Platinum has all power and authority, and has obtained all
necessary authorizations, approvals, orders, licenses,
certificates, franchises and permits of and from all governmental
or regulatory officials and bodies necessary to own or lease its
properties and conduct its business other than those
authorizations, approvals and such other documents the lack of
which could not reasonably be expected to have a material adverse
effect on Platinum.
(g) The
execution, delivery and performance of this Agreement by Platinum
and the Related Agreements to be delivered hereunder and the
consummation of the transactions contemplated hereby and thereby
will not: (i) violate any provision of Platinum's limited
partnership formation documents, (ii) other than the Seattle Loan,
violate, conflict with or result in the breach of any of the terms
of, result in a material modification of the effect of, otherwise,
give any other contracting party the right to terminate, or
constitute (or with notice or lapse of time or both constitute) a
default under, any contract or other agreement to which Platinum is
a party or by or to which Platinum or any of Platinum's assets or
properties may be bound or subject, (iii) violate any order,
judgment, injunction, award or decree of any court, arbitrator or
governmental or regulatory body by which Platinum, or the assets or
properties of Platinum are bound, (iv) to Platinum's knowledge,
violate any statute, law or regulation.
(h) There
has been no material change in the capitalization, assets, or
liabilities of Platinum since the issuance of the financial
statements, for the period ending September 30, 2006, delivered to
NorthTech.
5. REPRESENTATIONS AND WARRANTIES OF
NORTHTECH . NorthTech hereby represents and warrants to
Platinum that:
(a)
NorthTech has the corporate power and authority to enter into this
Loan Agreement and the Related Agreements and to perform its
obligations hereunder and thereunder.
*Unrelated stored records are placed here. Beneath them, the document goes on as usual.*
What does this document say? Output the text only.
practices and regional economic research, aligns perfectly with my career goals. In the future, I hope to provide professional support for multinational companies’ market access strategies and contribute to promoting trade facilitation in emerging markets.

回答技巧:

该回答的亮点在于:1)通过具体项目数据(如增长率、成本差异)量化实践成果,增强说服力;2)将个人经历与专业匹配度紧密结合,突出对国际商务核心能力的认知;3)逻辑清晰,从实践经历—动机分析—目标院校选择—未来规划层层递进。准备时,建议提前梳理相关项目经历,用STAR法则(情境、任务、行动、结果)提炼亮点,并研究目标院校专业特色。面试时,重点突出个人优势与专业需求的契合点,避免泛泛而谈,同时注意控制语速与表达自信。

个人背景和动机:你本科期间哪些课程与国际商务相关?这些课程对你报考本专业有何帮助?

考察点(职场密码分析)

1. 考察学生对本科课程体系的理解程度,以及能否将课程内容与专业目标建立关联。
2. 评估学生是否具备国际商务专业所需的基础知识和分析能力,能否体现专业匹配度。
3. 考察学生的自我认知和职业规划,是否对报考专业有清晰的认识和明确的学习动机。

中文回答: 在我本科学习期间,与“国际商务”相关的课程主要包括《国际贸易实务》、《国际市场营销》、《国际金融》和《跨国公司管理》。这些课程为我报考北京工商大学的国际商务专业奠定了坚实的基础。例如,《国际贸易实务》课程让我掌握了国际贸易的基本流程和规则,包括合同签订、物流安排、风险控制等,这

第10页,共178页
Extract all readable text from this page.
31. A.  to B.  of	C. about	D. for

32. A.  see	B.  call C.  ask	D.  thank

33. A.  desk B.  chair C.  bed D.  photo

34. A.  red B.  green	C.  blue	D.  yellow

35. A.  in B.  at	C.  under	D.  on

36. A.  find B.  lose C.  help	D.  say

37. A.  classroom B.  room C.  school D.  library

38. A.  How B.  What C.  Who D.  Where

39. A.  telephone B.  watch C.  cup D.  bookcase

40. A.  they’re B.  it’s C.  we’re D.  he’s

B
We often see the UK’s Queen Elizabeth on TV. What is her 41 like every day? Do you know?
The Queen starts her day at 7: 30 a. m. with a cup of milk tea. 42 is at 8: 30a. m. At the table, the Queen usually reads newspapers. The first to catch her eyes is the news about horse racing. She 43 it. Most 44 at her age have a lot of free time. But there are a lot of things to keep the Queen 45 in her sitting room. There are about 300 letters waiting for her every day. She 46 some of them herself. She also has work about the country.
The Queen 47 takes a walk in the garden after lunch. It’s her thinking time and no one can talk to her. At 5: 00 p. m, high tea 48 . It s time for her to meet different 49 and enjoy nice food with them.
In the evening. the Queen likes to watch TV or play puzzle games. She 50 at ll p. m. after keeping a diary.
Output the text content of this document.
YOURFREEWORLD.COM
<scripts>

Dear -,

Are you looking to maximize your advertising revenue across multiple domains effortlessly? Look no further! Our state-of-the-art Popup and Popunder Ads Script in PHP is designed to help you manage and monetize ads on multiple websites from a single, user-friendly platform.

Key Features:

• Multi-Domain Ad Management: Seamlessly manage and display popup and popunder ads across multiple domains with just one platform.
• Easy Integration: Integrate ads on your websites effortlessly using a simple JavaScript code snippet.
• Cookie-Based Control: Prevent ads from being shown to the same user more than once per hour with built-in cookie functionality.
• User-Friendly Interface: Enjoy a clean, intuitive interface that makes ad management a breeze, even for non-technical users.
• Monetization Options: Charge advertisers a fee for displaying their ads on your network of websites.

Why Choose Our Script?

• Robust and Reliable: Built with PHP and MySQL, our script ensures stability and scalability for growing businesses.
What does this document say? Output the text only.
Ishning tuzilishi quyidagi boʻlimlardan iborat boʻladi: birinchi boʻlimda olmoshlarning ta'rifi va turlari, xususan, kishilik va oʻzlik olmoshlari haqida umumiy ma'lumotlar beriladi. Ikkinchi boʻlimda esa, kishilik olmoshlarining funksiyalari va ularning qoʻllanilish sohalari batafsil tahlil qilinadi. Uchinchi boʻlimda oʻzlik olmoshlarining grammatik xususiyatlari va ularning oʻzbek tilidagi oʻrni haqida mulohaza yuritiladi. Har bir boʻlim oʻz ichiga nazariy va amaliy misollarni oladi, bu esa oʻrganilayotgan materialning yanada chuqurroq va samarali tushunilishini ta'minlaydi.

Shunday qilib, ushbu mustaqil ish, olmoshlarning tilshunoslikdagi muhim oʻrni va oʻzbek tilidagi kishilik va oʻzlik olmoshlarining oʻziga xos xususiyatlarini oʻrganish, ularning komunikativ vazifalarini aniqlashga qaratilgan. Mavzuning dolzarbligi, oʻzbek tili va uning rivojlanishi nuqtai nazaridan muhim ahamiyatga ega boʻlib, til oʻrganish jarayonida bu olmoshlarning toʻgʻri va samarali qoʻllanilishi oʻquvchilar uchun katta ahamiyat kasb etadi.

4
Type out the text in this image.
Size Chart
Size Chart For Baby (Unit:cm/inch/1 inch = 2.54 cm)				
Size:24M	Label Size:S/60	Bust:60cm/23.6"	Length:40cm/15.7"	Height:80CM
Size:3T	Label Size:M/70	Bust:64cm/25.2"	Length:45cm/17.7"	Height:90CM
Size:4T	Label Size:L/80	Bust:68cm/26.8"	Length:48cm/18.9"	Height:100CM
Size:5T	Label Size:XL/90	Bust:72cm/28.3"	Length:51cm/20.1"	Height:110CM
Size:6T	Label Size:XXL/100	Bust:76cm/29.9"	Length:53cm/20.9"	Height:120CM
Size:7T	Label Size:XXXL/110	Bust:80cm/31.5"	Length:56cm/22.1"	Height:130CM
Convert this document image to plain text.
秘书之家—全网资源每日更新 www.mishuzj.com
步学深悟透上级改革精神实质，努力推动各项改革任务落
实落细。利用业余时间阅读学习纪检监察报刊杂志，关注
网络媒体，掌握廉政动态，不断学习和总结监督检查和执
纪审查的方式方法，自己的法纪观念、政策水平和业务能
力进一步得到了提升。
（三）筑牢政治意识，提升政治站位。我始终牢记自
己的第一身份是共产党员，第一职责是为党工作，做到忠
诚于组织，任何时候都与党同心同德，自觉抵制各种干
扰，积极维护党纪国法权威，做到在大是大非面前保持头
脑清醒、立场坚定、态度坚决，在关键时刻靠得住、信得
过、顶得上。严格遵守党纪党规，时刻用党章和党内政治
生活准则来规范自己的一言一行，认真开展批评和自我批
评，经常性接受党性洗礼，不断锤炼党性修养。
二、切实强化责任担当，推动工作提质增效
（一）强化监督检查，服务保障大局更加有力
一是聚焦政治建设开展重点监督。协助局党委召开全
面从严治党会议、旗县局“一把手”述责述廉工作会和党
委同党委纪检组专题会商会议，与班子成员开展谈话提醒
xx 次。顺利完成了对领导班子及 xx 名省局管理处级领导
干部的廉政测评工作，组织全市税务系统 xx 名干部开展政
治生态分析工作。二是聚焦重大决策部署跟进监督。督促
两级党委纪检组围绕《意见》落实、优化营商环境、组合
The execution and delivery by
NorthTech of this Loan Agreement and the Related Agreements and the
consummation by NorthTech of the transactions contemplated hereby
and thereby have been duly authorized by all necessary corporate
action on the part of NorthTech. This Loan Agreement and the
Related Agreements have been duly executed and delivered by
NorthTech and constitute valid and binding obligations of
NorthTech, enforceable against it in accordance with their
respective terms, subject to the effects of any applicable
bankruptcy, insolvency, reorganization, moratorium or similar laws
affecting creditors' rights generally and to the application of
equitable principles in any proceeding (legal or equitable).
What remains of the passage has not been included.